The Lookahead Limitation: Why Multi-Operand Addition is Hard for LLMs
Tanja Baeumel, Josef van Genabith, Simon Ostermann
TL;DR
This paper investigates why autoregressive LLMs struggle with multi-operand addition, attributing the difficulty to a shallow one-digit lookahead that fails to anticipate cascading carries. Through probing experiments, formalization of left-to-right addition, and controlled multi-operand datasets, the authors show that the carry state is not reliably represented when only a single-digit lookahead is available, and that this limitation persists across tokenization schemes.
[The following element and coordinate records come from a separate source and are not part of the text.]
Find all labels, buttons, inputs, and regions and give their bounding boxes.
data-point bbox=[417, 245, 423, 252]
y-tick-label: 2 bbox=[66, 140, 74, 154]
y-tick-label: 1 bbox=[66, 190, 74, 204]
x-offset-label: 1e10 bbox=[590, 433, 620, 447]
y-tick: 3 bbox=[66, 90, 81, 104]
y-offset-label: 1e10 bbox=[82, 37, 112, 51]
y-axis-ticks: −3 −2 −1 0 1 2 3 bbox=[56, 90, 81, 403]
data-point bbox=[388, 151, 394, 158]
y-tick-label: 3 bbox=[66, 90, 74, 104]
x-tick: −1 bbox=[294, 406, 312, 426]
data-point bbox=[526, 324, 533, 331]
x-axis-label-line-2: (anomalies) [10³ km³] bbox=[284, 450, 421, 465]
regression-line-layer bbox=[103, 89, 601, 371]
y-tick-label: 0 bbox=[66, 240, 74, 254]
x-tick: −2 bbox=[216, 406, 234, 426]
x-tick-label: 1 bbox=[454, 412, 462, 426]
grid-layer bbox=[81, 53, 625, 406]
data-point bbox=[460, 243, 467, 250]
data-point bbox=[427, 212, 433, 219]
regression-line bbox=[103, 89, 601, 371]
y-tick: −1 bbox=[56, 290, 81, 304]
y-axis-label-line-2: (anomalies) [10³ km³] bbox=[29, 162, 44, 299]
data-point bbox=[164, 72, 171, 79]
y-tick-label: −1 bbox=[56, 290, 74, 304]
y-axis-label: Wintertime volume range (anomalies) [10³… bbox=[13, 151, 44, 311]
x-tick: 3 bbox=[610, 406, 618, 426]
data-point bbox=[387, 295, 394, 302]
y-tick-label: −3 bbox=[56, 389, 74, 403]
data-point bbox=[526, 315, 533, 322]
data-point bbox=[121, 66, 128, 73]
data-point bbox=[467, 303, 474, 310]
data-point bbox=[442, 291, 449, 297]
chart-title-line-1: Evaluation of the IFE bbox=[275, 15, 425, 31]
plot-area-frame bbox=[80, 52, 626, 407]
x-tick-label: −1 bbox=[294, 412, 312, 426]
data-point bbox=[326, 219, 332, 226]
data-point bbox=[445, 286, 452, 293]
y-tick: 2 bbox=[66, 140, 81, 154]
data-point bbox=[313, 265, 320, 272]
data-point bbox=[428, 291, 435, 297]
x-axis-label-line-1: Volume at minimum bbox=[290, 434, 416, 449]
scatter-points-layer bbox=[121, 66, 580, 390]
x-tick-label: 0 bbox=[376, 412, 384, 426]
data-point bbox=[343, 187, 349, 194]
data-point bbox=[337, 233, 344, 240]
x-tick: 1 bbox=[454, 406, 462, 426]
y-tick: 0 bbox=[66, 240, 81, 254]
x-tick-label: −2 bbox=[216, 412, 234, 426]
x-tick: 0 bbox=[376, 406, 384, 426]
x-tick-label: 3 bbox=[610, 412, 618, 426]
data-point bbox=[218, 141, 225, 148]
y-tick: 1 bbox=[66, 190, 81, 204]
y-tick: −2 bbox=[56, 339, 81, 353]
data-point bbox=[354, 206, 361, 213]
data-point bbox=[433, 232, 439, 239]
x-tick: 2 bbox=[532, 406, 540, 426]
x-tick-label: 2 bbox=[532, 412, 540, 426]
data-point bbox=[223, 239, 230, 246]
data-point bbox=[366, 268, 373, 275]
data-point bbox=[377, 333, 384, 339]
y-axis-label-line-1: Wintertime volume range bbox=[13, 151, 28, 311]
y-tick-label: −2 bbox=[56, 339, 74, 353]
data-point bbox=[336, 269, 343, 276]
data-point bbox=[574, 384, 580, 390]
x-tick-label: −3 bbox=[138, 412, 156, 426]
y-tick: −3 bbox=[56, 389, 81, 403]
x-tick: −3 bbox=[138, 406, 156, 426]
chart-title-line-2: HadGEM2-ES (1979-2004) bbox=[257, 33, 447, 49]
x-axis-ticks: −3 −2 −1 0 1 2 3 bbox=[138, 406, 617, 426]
They introduce a formal carry heuristic H1, demonstrate its predictive power for both two- and multi-operand addition, and provide empirical evidence that model accuracy deteriorates in proportion to the number of operands. The findings reveal a fundamental limitation in current LLMs for complex numerical reasoning and point to deeper lookahead as a promising direction to enhance arithmetic capabilities with practical implications for numerical tasks and algorithmic reasoning.”
Abstract
Autoregressive large language models (LLMs) exhibit impressive performance across various tasks but struggle with simple arithmetic, such as addition of two or more operands. We show that this struggle arises from LLMs' use of a simple one-digit lookahead heuristic, which works fairly well (but not perfect) for two-operand addition but fails in multi-operand cases, where the carry-over logic is more complex. Our probing experiments and digit-wise accuracy evaluation show that LLMs fail precisely where a one-digit lookahead is insufficient to account for cascading carries. We analyze the impact of tokenization strategies on arithmetic performance and show that all investigated models, regardless of tokenization, are inherently limited in the addition of multiple operands due to their reliance on a one-digit lookahead heuristic. Our findings reveal fundamental limitations that prevent LLMs from generalizing to more complex numerical reasoning.